Blownaway and packmouse are both "right on the money" with their analysis. The affair fog, fantasy and brain chemicals make a spouse do strange, unexplainable things!

My wife was having an EA w/ her highschool boyfriend on an opposite coast. He was married and not planning on leaving his wife. I was keeping my wife in the lap of luxury, giving her everything she wanted (apparenty not everything), making passionate love to her often..... Something was missing. This idiot on the other coast helped provide a distraction. 
I try to figure out, "Why risk your marriage, family, security, financial well being, a loving, caring, supportive husband for this sick fantasy?" Trying to understand that is just more insanity!


----------



## blownaway (Dec 11, 2010)

It's very hard to make sense of it.
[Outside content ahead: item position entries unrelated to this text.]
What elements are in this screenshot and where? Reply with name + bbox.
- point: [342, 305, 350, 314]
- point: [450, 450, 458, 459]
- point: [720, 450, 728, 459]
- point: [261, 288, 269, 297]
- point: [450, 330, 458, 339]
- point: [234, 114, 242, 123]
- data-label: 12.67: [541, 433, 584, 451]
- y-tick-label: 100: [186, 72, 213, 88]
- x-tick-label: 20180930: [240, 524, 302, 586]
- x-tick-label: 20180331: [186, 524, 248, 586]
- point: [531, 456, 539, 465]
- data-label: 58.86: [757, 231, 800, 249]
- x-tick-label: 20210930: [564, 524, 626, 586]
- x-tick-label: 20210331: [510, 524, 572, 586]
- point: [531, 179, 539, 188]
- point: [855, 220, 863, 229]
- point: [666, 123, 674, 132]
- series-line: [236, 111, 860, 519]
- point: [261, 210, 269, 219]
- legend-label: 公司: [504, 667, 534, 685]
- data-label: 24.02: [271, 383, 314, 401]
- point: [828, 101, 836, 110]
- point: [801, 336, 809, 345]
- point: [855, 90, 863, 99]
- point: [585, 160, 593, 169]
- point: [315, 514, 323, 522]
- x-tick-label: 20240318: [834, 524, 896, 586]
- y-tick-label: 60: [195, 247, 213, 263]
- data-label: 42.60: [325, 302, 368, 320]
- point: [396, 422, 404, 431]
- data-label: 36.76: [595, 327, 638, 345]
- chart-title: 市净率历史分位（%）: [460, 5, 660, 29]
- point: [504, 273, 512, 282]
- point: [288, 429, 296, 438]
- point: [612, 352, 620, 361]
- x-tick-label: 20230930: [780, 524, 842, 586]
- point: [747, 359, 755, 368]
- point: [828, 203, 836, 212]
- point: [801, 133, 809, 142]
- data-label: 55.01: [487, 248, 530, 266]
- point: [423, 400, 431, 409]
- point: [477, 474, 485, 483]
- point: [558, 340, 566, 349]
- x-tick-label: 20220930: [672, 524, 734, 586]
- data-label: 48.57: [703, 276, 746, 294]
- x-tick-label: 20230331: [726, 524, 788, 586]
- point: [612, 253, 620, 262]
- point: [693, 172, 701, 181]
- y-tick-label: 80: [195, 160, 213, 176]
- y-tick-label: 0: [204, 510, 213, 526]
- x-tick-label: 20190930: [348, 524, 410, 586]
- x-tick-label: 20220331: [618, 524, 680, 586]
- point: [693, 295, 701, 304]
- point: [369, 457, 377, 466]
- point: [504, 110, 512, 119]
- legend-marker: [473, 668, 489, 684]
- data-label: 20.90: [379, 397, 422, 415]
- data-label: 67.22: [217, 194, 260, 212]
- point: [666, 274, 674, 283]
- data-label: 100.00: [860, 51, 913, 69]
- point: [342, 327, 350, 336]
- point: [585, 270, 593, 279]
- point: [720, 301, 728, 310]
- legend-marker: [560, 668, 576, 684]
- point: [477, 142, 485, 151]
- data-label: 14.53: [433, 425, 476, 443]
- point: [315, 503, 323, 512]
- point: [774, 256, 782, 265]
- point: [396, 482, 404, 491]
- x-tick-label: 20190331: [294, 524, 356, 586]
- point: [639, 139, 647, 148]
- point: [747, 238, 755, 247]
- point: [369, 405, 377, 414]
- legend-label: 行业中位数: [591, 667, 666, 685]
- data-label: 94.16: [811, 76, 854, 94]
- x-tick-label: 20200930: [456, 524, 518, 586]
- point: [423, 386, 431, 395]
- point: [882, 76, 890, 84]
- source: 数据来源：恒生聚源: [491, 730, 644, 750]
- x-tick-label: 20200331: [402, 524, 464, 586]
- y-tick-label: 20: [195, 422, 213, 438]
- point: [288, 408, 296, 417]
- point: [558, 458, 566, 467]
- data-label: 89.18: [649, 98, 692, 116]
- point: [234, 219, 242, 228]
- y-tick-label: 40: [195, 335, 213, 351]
In addition to the "fog" and the "fantasy", I think it also has to do with the fact that people who stray are not happy with themselves. In fact, as my IC says, they are a gnarly mess on the inside. They know what they are doing is wrong, but this apparently is the one thing that makes them feel decent. So, it's a tug o war between their head and their feeling of being "high" off the affair. If they admit it, they have to face what they did, and the tremendous pain they put their spouse through. My H is the king of the avoiders. He simply won't talk about his feelings or there was minimal talk. No heart to heart, no attempt at counseling to really get to the bottom of things. I believe he is afraid to face it. It's always easier to just run away then to face things. Again, it's very hard for me to understand and I suppose something that I need to let go of. This is all his choice and one person can't fight for a marriage. Maybe my H will be like PacMouse's H and come around when I file for divorce, maybe not. As time goes on, I have less and less respect for him and how he handled the whole situation. He told me that he didn't know and/or didn't mean to hurt me so much. My response: they need to invent a new word for it. It's not hurt; it's more akin to complete devastation.


----------



## notreadytoquit (Jan 11, 2010)

My ex H still deniesthe whole thing,he does not even address the subject. He even had the audacity to file for divorce. The only way I can describe him now is as if something shortcircuited in his head. He is definitely not the man I spend 9 years with. He is still with the money sucking OW. They are not living together because her ex H has to pay her $250 a week for the next 7 years. Both my ex and the OW stay mum when the affair is mentioned.

But as blownaway mentioned above every day I lose more and more respect about him not only as a man but as a human being. I wonder how they sleep calmly at night knowing what they have done.


----------